If any AV vendors will come forward and answer this challenge, I'd be happy to praise your product publicly if it can detect any of the zero-day attacks proactively.  I don't just mean sandboxing technology since I can already do that with proper permission lockdowns either, I want to see actual detection of a zero-day threat before any patches or updates are applied to the antivirus or IDS definition.

But is there an alternative to expensive, insecure, performance-draining Antivirus software?  There certainly is and it's free and will get easier to do with Windows Vista.  The Administrator accounts in Windows Vista are no longer like the Administrator accounts in Windows XP because they administrators are now sudo users.  Internet Explorer 7 running under Vista will run a virtual jail using something called Vista Protected Mode.  New group policies in Windows Vista can actually prevent even Administrative users from escalating code to administrator level and this can be set at a domain level for all users in an organization globally or by groups.  Even if a user is foolish enough to manually authorize a UAC prompt, the local or domain policy can prevent any kind of unsigned and untrusted code from escalating to root level permissions.

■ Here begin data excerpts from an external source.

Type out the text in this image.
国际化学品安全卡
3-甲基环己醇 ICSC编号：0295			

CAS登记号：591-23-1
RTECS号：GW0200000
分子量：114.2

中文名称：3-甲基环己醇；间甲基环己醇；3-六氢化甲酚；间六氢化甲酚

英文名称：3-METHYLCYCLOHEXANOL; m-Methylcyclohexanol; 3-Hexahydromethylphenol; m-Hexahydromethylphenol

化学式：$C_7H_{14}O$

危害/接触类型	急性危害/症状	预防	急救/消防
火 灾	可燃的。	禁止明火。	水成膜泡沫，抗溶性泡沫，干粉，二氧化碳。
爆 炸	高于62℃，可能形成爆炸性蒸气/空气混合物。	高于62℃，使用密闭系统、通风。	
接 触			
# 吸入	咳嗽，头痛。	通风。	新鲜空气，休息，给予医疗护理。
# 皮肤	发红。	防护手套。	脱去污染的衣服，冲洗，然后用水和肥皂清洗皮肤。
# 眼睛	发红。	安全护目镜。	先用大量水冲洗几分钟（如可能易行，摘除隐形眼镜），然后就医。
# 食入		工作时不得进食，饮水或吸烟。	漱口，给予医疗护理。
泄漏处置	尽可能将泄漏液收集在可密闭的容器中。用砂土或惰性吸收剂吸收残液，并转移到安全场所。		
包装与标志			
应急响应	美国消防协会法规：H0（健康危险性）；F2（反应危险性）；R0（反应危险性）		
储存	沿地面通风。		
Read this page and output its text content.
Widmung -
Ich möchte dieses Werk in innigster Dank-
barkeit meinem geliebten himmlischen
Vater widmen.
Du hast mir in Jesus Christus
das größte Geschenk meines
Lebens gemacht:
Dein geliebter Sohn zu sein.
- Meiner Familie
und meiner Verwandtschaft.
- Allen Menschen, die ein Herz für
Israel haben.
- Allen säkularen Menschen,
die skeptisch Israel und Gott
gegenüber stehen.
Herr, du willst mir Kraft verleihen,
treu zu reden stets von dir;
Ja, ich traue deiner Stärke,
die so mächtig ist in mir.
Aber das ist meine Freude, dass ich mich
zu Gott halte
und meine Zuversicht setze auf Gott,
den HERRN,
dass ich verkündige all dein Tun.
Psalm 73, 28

This is effectively a white-list security model where all code is untrusted by default unless it is from a trusted source whereas the Antivirus security model uses a black-list approach that trusts all code by default until proven guilty.  Permission escalation restrictions will prevent all Malware code from infecting the system unless there is an unpatched or undocumented code escalation exploit.  While that isn't perfect, we know that code escalation exploits aren't nearly as frequent as all the other kinds of software and social engineering vulnerabilities and they get patched fairly quickly so the window of risk is relatively small.  Compared to the black-list security model it is infinitely better.

So is there still a place for Antivirus software?  Sure, at the FTP/HTTP/SMTP gateway where it can keep a lot of the Malware off the network to begin with.  But it definitely stinks when it's on the PC and it stinks even more when it's in the kernel.  I'm sure the AV vendors will disagree with my assessment of the Antivirus industry in general and they're even free to modify the Vista kernel using undocumented methods, just don't expect Microsoft's blessing or mine.